The lack of political ambition, however, has hindered women from winning more elections. Men and women differ substantially in terms of their desire to run for elective office. As Lawless and her coauthor, Loyola Marymount University political scientist Richard L. Fox, explained in a study from 2012, "the fundamental reason for women’s under-representation is that they do not run for office. There is a substantial gender gap in political ambition; men tend to have it, and women don’t." Yet, this can be overcome by more effective recruiting by political parties. In 2009, the Center for American Women and Politics studied how to increase the number of women in state legislatures. The authors discovered that many qualified and talented women just needed to be asked to run.
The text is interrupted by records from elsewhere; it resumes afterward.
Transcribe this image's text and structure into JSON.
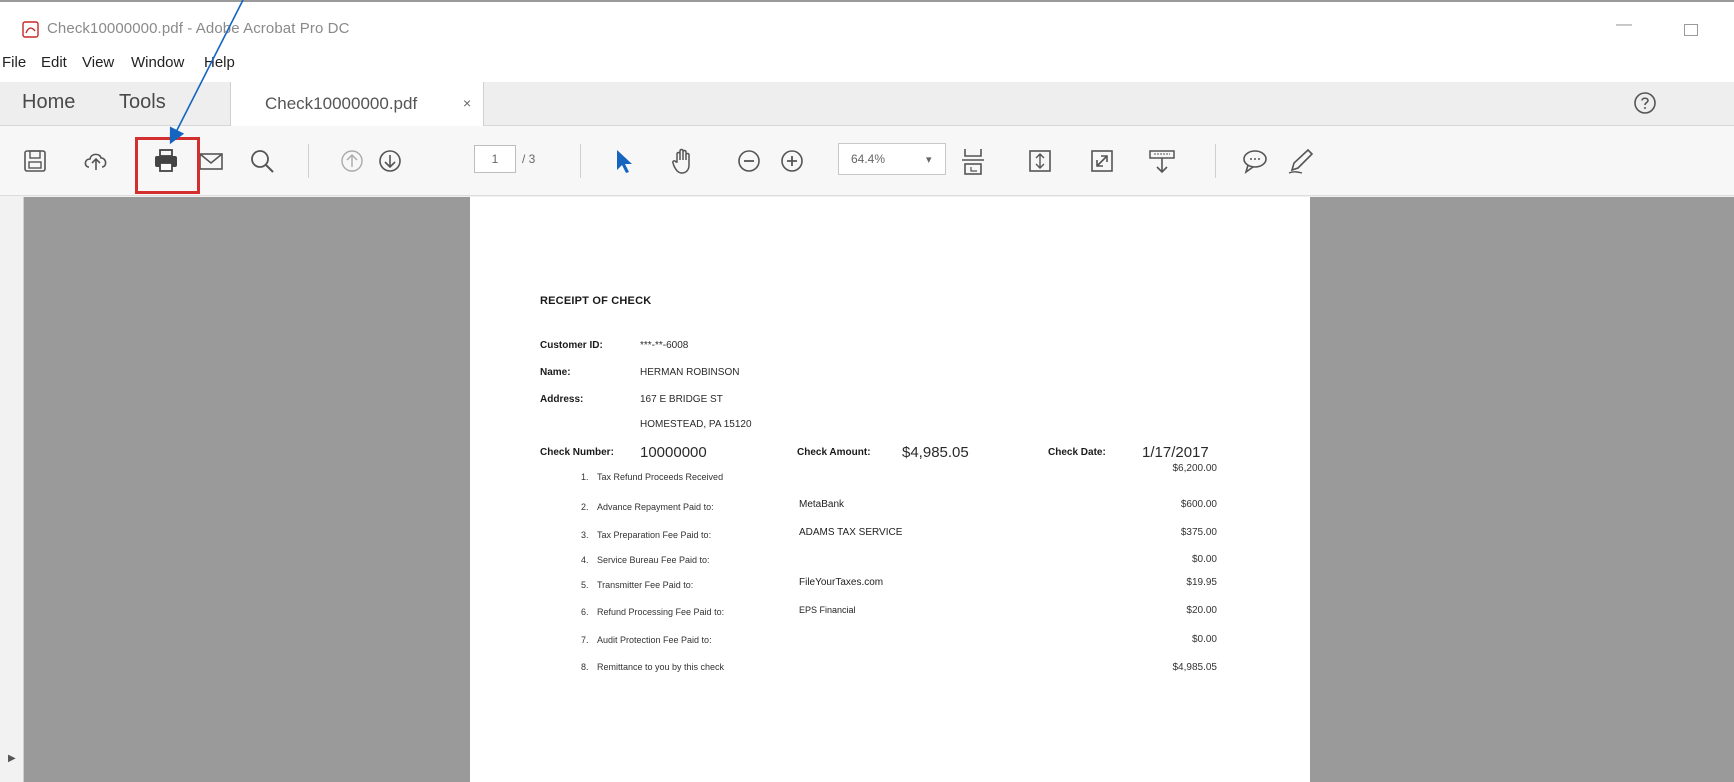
{
  "window": {
    "title": "Check10000000.pdf - Adobe Acrobat Pro DC"
  },
  "menu": [
    "File",
    "Edit",
    "View",
    "Window",
    "Help"
  ],
  "tabs": {
    "home": "Home",
    "tools": "Tools",
    "document": "Check10000000.pdf",
    "close": "×"
  },
  "toolbar": {
    "icons": [
      "save-icon",
      "cloud-upload-icon",
      "print-icon",
      "mail-icon",
      "search-icon",
      "page-up-icon",
      "page-down-icon",
      "select-arrow-icon",
      "hand-tool-icon",
      "zoom-out-icon",
      "zoom-in-icon",
      "fit-page-icon",
      "scroll-mode-icon",
      "full-screen-icon",
      "read-mode-icon",
      "comment-icon",
      "pen-icon"
    ],
    "page_current": "1",
    "page_total": "/ 3",
    "zoom": "64.4%",
    "highlight_color": "#d32f2f",
    "accent": "#1565c0"
  },
  "document": {
    "title": "RECEIPT OF CHECK",
    "customer_id_label": "Customer ID:",
    "customer_id": "***-**-6008",
    "name_label": "Name:",
    "name": "HERMAN ROBINSON",
    "address_label": "Address:",
    "address_line1": "167 E BRIDGE ST",
    "address_line2": "HOMESTEAD, PA 15120",
    "check_number_label": "Check Number:",
    "check_number": "10000000",
    "check_amount_label": "Check Amount:",
    "check_amount": "$4,985.05",
    "check_date_label": "Check Date:",
    "check_date": "1/17/2017",
    "items": [
      {
        "num": "1.",
        "label": "Tax Refund Proceeds Received",
        "payee": "",
        "amount": "$6,200.00"
      },
      {
        "num": "2.",
        "label": "Advance Repayment Paid to:",
        "payee": "MetaBank",
        "amount": "$600.00"
      },
      {
        "num": "3.",
        "label": "Tax Preparation Fee Paid to:",
        "payee": "ADAMS TAX SERVICE",
        "amount": "$375.00"
      },
      {
        "num": "4.",
        "label": "Service Bureau Fee Paid to:",
        "payee": "",
        "amount": "$0.00"
      },
      {
        "num": "5.",
        "label": "Transmitter Fee Paid to:",
        "payee": "FileYourTaxes.com",
        "amount": "$19.95"
      },
      {
        "num": "6.",
        "label": "Refund Processing Fee Paid to:",
        "payee": "EPS Financial",
        "amount": "$20.00"
      },
      {
        "num": "7.",
        "label": "Audit Protection Fee Paid to:",
        "payee": "",
        "amount": "$0.00"
      },
      {
        "num": "8.",
        "label": "Remittance to you by this check",
        "payee": "",
        "amount": "$4,985.05"
      }
    ]
  }
}
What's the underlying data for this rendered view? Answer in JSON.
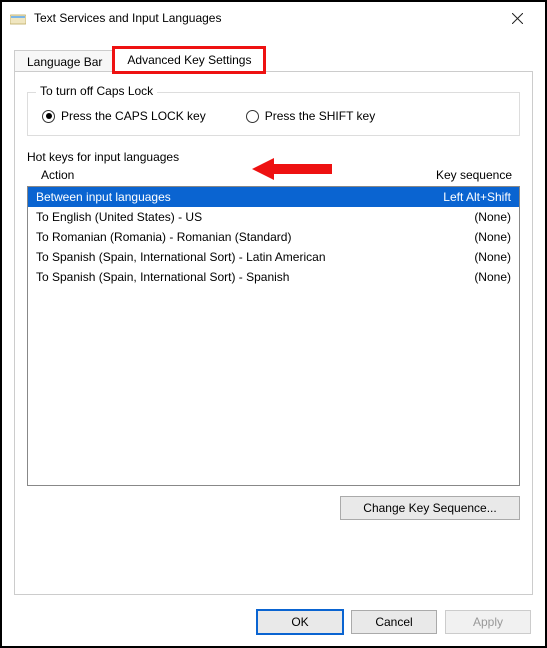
{
  "window": {
    "title": "Text Services and Input Languages"
  },
  "tabs": {
    "language_bar": "Language Bar",
    "advanced_key_settings": "Advanced Key Settings"
  },
  "capslock_group": {
    "legend": "To turn off Caps Lock",
    "option_capslock": "Press the CAPS LOCK key",
    "option_shift": "Press the SHIFT key"
  },
  "hotkeys": {
    "section_label": "Hot keys for input languages",
    "col_action": "Action",
    "col_keyseq": "Key sequence",
    "rows": [
      {
        "action": "Between input languages",
        "keyseq": "Left Alt+Shift",
        "selected": true
      },
      {
        "action": "To English (United States) - US",
        "keyseq": "(None)",
        "selected": false
      },
      {
        "action": "To Romanian (Romania) - Romanian (Standard)",
        "keyseq": "(None)",
        "selected": false
      },
      {
        "action": "To Spanish (Spain, International Sort) - Latin American",
        "keyseq": "(None)",
        "selected": false
      },
      {
        "action": "To Spanish (Spain, International Sort) - Spanish",
        "keyseq": "(None)",
        "selected": false
      }
    ],
    "change_btn": "Change Key Sequence..."
  },
  "buttons": {
    "ok": "OK",
    "cancel": "Cancel",
    "apply": "Apply"
  }
}
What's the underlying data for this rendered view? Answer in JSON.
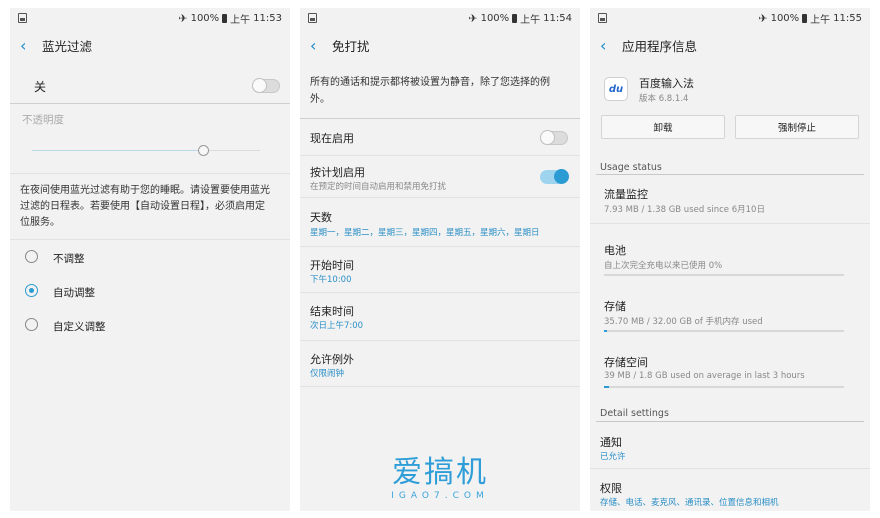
{
  "status": {
    "battery": "100%",
    "ampm": "上午"
  },
  "panel1": {
    "time": "11:53",
    "title": "蓝光过滤",
    "switch_label": "关",
    "switch_on": false,
    "opacity_label": "不透明度",
    "opacity_value": 0.75,
    "description": [
      "在夜间使用蓝光过滤有助于您的睡眠。请设置要使用蓝光",
      "过滤的日程表。若要使用【自动设置日程】，必须启用定",
      "位服务。"
    ],
    "options": [
      {
        "label": "不调整",
        "selected": false
      },
      {
        "label": "自动调整",
        "selected": true
      },
      {
        "label": "自定义调整",
        "selected": false
      }
    ]
  },
  "panel2": {
    "time": "11:54",
    "title": "免打扰",
    "description": [
      "所有的通话和提示都将被设置为静音，除了您选择的例",
      "外。"
    ],
    "now_label": "现在启用",
    "now_on": false,
    "schedule_label": "按计划启用",
    "schedule_sub": "在预定的时间自动启用和禁用免打扰",
    "schedule_on": true,
    "days_label": "天数",
    "days_value": "星期一，星期二，星期三，星期四，星期五，星期六，星期日",
    "start_label": "开始时间",
    "start_value": "下午10:00",
    "end_label": "结束时间",
    "end_value": "次日上午7:00",
    "exceptions_label": "允许例外",
    "exceptions_value": "仅限闹钟"
  },
  "panel3": {
    "time": "11:55",
    "title": "应用程序信息",
    "app_name": "百度输入法",
    "app_version": "版本 6.8.1.4",
    "app_icon_text": "du",
    "uninstall": "卸载",
    "force_stop": "强制停止",
    "usage_section": "Usage status",
    "items": [
      {
        "label": "流量监控",
        "sub": "7.93 MB / 1.38 GB used since 6月10日",
        "bar": null
      },
      {
        "label": "电池",
        "sub": "自上次完全充电以来已使用 0%",
        "bar": 0
      },
      {
        "label": "存储",
        "sub": "35.70 MB / 32.00 GB of 手机内存 used",
        "bar": 0.011
      },
      {
        "label": "存储空间",
        "sub": "39 MB / 1.8 GB used on average in last 3 hours",
        "bar": 0.021
      }
    ],
    "detail_section": "Detail settings",
    "notify_label": "通知",
    "notify_value": "已允许",
    "perm_label": "权限",
    "perm_value": "存储、电话、麦克风、通讯录、位置信息和相机"
  },
  "watermark": {
    "main": "爱搞机",
    "sub": "IGAO7.COM"
  }
}
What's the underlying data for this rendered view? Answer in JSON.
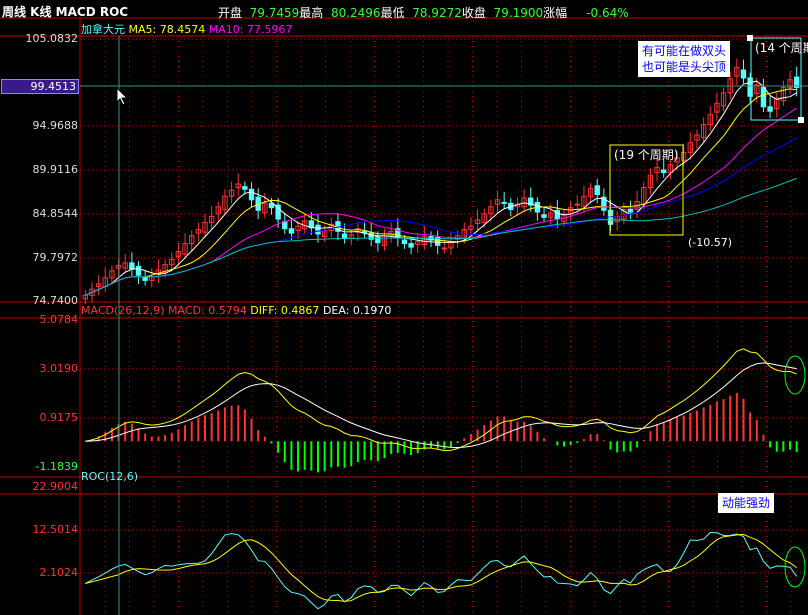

Fifty-three percent of female state representatives and 46% of state senators reported they had not "seriously thought about running until someone else suggested it" — compared to 43% of male representatives and 42% of senators who said it was "entirely" their idea to run. This disparity goes a long way to answering why women are so poorly represented politically.
It's crucial that more women are elected to state legislatures because nearly half of female members of Congress and American governors began their political careers there. Equally as important, it would make the grotesque male chauvinism described by Sen. Kirsten Gillibrand less likely to happen.